James Walton is published in many anthologies, magazines, and newspapers. He was a librarian, a farm labourer, and mostly a public sector union official. He resigned from an elected position in 2014 to write. His books include ‘The Leviathan’s Apprentice’ 2015, ‘Walking Through Fences’ 2018, and ‘Unstill Mosaics’ 2019. He has been previously shortlisted for the ACU National Literature Prize, The MPU International Poetry Prize, The James Tate Prize, Jupiter Artland, The William Wantling Prize, and is a winner of the Raw Art Review Chapbook Prize for “Abandoned Soliloquies’ to be published shortly, but as a full-length collection. He lives in Wonthaggi, Victoria, Australia, in a Federation house which was once a maternity ward.

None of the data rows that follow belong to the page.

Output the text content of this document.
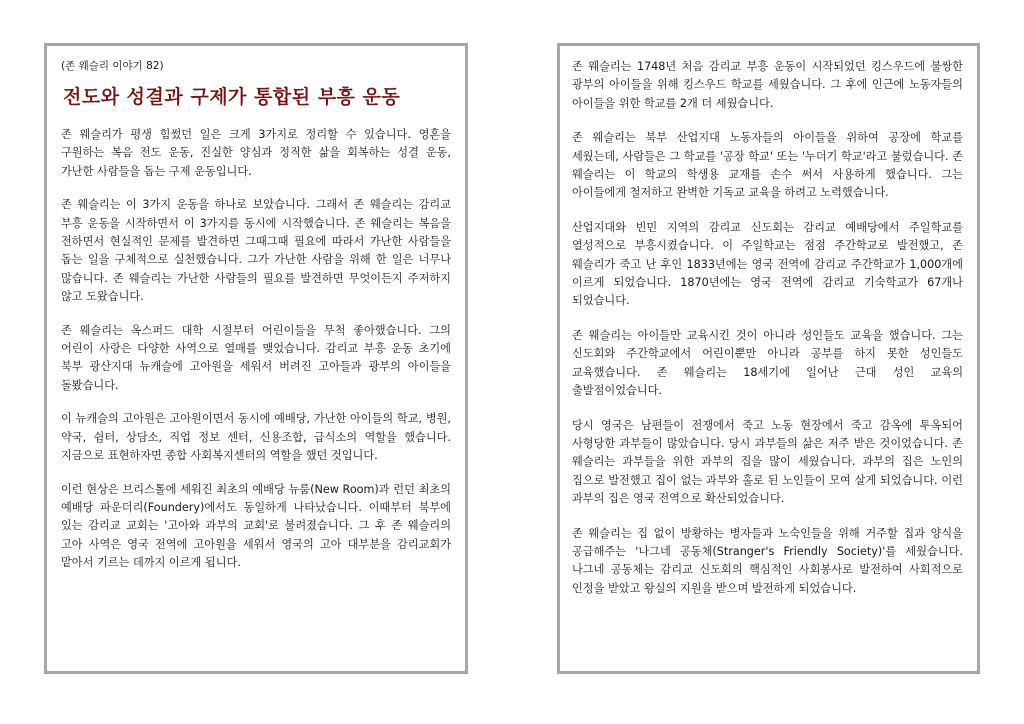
(존 웨슬리 이야기 82)
전도와 성결과 구제가 통합된 부흥 운동

존 웨슬리가 평생 힘썼던 일은 크게 3가지로 정리할 수 있습니다. 영혼을 구원하는 복음 전도 운동, 진실한 양심과 정직한 삶을 회복하는 성결 운동, 가난한 사람들을 돕는 구제 운동입니다.

존 웨슬리는 이 3가지 운동을 하나로 보았습니다. 그래서 존 웨슬리는 감리교 부흥 운동을 시작하면서 이 3가지를 동시에 시작했습니다. 존 웨슬리는 복음을 전하면서 현실적인 문제를 발견하면 그때그때 필요에 따라서 가난한 사람들을 돕는 일을 구체적으로 실천했습니다. 그가 가난한 사람을 위해 한 일은 너무나 많습니다. 존 웨슬리는 가난한 사람들의 필요를 발견하면 무엇이든지 주저하지 않고 도왔습니다.

존 웨슬리는 옥스퍼드 대학 시절부터 어린이들을 무척 좋아했습니다. 그의 어린이 사랑은 다양한 사역으로 열매를 맺었습니다. 감리교 부흥 운동 초기에 북부 광산지대 뉴캐슬에 고아원을 세워서 버려진 고아들과 광부의 아이들을 돌봤습니다.

이 뉴캐슬의 고아원은 고아원이면서 동시에 예배당, 가난한 아이들의 학교, 병원, 약국, 쉼터, 상담소, 직업 정보 센터, 신용조합, 급식소의 역할을 했습니다. 지금으로 표현하자면 종합 사회복지센터의 역할을 했던 것입니다.

이런 현상은 브리스톨에 세워진 최초의 예배당 뉴룸(New Room)과 런던 최초의 예배당 파운더리(Foundery)에서도 동일하게 나타났습니다. 이때부터 북부에 있는 감리교 교회는 '고아와 과부의 교회'로 불려졌습니다. 그 후 존 웨슬리의 고아 사역은 영국 전역에 고아원을 세워서 영국의 고아 대부분을 감리교회가 맡아서 기르는 데까지 이르게 됩니다.

존 웨슬리는 1748년 처음 감리교 부흥 운동이 시작되었던 킹스우드에 불쌍한 광부의 아이들을 위해 킹스우드 학교를 세웠습니다. 그 후에 인근에 노동자들의 아이들을 위한 학교를 2개 더 세웠습니다.

존 웨슬리는 북부 산업지대 노동자들의 아이들을 위하여 공장에 학교를 세웠는데, 사람들은 그 학교를 '공장 학교' 또는 '누더기 학교'라고 불렀습니다. 존 웨슬리는 이 학교의 학생용 교재를 손수 써서 사용하게 했습니다. 그는 아이들에게 철저하고 완벽한 기독교 교육을 하려고 노력했습니다.

산업지대와 빈민 지역의 감리교 신도회는 감리교 예배당에서 주일학교를 열성적으로 부흥시켰습니다. 이 주일학교는 점점 주간학교로 발전했고, 존 웨슬리가 죽고 난 후인 1833년에는 영국 전역에 감리교 주간학교가 1,000개에 이르게 되었습니다. 1870년에는 영국 전역에 감리교 기숙학교가 67개나 되었습니다.

존 웨슬리는 아이들만 교육시킨 것이 아니라 성인들도 교육을 했습니다. 그는 신도회와 주간학교에서 어린이뿐만 아니라 공부를 하지 못한 성인들도 교육했습니다. 존 웨슬리는 18세기에 일어난 근대 성인 교육의 출발점이었습니다.

당시 영국은 남편들이 전쟁에서 죽고 노동 현장에서 죽고 감옥에 투옥되어 사형당한 과부들이 많았습니다. 당시 과부들의 삶은 저주 받은 것이었습니다. 존 웨슬리는 과부들을 위한 과부의 집을 많이 세웠습니다. 과부의 집은 노인의 집으로 발전했고 집이 없는 과부와 홀로 된 노인들이 모여 살게 되었습니다. 이런 과부의 집은 영국 전역으로 확산되었습니다.

존 웨슬리는 집 없이 방황하는 병자들과 노숙인들을 위해 거주할 집과 양식을 공급해주는 '나그네 공동체(Stranger's Friendly Society)'를 세웠습니다. 나그네 공동체는 감리교 신도회의 핵심적인 사회봉사로 발전하여 사회적으로 인정을 받았고 왕실의 지원을 받으며 발전하게 되었습니다.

Uncaged animals                       

They speak
but then they don’t
these handlers of truth

their baton tongues rattle
along loose evaporating bars

we see through a decline
without any nurture
the promise withering within


I’ll hold your hand
step out Fred and Ginger
fall and rise

hand on cuff less wrist
over this diapason rescue

but then again

the sideshow ennui
calls us back
one last performance

we will grow tired
of the ringmaster’s whip
stand up with the big cat
nine tails or lives

if you slip
I will slip too
one for one
this is how a number grows.

They don’t know about horses

those who talk of standing sleep
how they curl like cats
snuffle ground as wingless dragons

or idle attent in the full sun

because there are not enough days
to feel earth undulate in the tease of burlap

pose rump into the weather

always alert for the summons
the startled flap of plovers
as unshod hooves cherish gallop

then call across fences

their voices tuned for a herd
whickering out the lost posse

rubbing morse on iron gates

the criss cross code of a sudden lick
a scrape of brisket colour
to mark the strain in barbed wire

and always their eyes of finest glaze
seeking truth in the most human places

Three hundred and sixty seconds is all it took

fewer than a ghost town
where the currawongs
scrawl their names

the half tail feral cat
hiccups the last budgie’s feathers

the post office doors
open outward

once a river dawdled
many places to go

environmental flows
lapsed in occupation
big trees rolled
throughout the compass

six-minute people
scratch out lives
the win beneath the crinkle

hesitates for bearing

set and dawn
the twenty-four hours persist
faith swings
out of the pendulum chime

calls out the broken testament
see what time it really is
against the oldest occupation*

*Indigenous leaders point out that white occupancy of the Australian continent if measured against the timescale of indigenous settlement, would amount to only six minutes against 24 hours.